Un pas est fait. Reste à ancrer le dispositif pour finir de convaincre, et travailler aux côtés des enseignants. « Etre dans la complémentarité », appuie l’élue socialiste. La partie n’est pas facile. Depuis 2010, Voiron fait partie du réseau français des villes éducatrices et travaille sur la question des activités périscolaires, notamment au travers du projet éducatif local, sans être véritablement parvenue à convaincre le monde enseignant.

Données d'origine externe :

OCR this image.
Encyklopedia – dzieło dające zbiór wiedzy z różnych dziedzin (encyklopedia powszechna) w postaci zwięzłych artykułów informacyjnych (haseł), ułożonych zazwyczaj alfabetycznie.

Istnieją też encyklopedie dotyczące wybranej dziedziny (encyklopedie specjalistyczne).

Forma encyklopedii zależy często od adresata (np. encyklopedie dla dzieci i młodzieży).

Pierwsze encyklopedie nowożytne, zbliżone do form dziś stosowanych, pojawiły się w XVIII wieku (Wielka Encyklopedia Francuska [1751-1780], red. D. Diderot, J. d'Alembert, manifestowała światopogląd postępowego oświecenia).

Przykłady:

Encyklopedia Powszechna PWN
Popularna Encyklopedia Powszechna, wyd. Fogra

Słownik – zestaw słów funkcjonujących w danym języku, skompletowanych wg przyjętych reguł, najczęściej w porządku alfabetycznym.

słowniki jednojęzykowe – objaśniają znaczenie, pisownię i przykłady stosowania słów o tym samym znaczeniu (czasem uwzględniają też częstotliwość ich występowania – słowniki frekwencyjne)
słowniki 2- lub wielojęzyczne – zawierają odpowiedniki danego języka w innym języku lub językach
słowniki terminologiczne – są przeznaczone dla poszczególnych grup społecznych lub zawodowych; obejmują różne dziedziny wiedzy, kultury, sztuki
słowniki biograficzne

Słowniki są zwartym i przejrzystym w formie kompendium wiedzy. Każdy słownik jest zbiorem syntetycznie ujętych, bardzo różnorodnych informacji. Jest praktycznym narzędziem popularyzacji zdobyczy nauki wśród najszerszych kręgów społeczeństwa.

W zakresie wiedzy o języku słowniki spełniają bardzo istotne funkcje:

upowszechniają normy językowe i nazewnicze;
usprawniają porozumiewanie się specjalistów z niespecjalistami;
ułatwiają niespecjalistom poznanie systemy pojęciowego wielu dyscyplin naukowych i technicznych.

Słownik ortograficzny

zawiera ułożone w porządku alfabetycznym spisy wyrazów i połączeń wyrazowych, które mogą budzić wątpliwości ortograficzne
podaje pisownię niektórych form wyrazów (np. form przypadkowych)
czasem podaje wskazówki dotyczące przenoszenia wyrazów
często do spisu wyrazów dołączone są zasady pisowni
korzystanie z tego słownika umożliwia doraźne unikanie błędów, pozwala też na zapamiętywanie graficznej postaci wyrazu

« Réfléchir sur le temps de l’enfant est une bonne chose mais il faut réfléchir ensemble », poursuit Anne Favier. C’est la première fois qu’un gouvernement dit : « il n’y a pas que les enseignants pour éduquer. Aujourd’hui, il est permis de travailler ensemble. On s’en saisit… ou pas ».
En Isère, un élève sur quatre expérimente ce nouveau rythme des 4,5 jours de classe hebdomadaires. Les autres devraient suivre à la rentrée 2014. Non sans craintes, et notamment de manquer d’animateurs dans les communes qui feront partie de la seconde vague. La mutualisation des moyens sera-t-elle la solution ? Certains l’expérimentent déjà, comme à Pommiers la Placette et Voreppe.
« Il faut déconstruire cette réforme pour avoir de nouvelles idées, poursuit Anne Favier, vice-présidente de la communauté d’agglomération du Pays voironnais. Si on part de ce que l’on a, on ne fait rien ». La première étape de la réforme ne fait que commencer, faisant presque oublier le gros morceau : le raccourcissement des vacances d’été…
Patricia Cerinsek
* Les élèves, en maternelle et cours élémentaire, ont désormais classe les lundis, mardis, jeudis et vendredis de 8h30 à 11h45 et de 13h45 à 15h45, et le mercredi de 8h30 à 11h30. Les activités périscolaires, gérées et financées par la ville, prennent le relais de 16h à 17h.
** Les activités périscolaires sont gratuites pour les familles les plus en difficulté.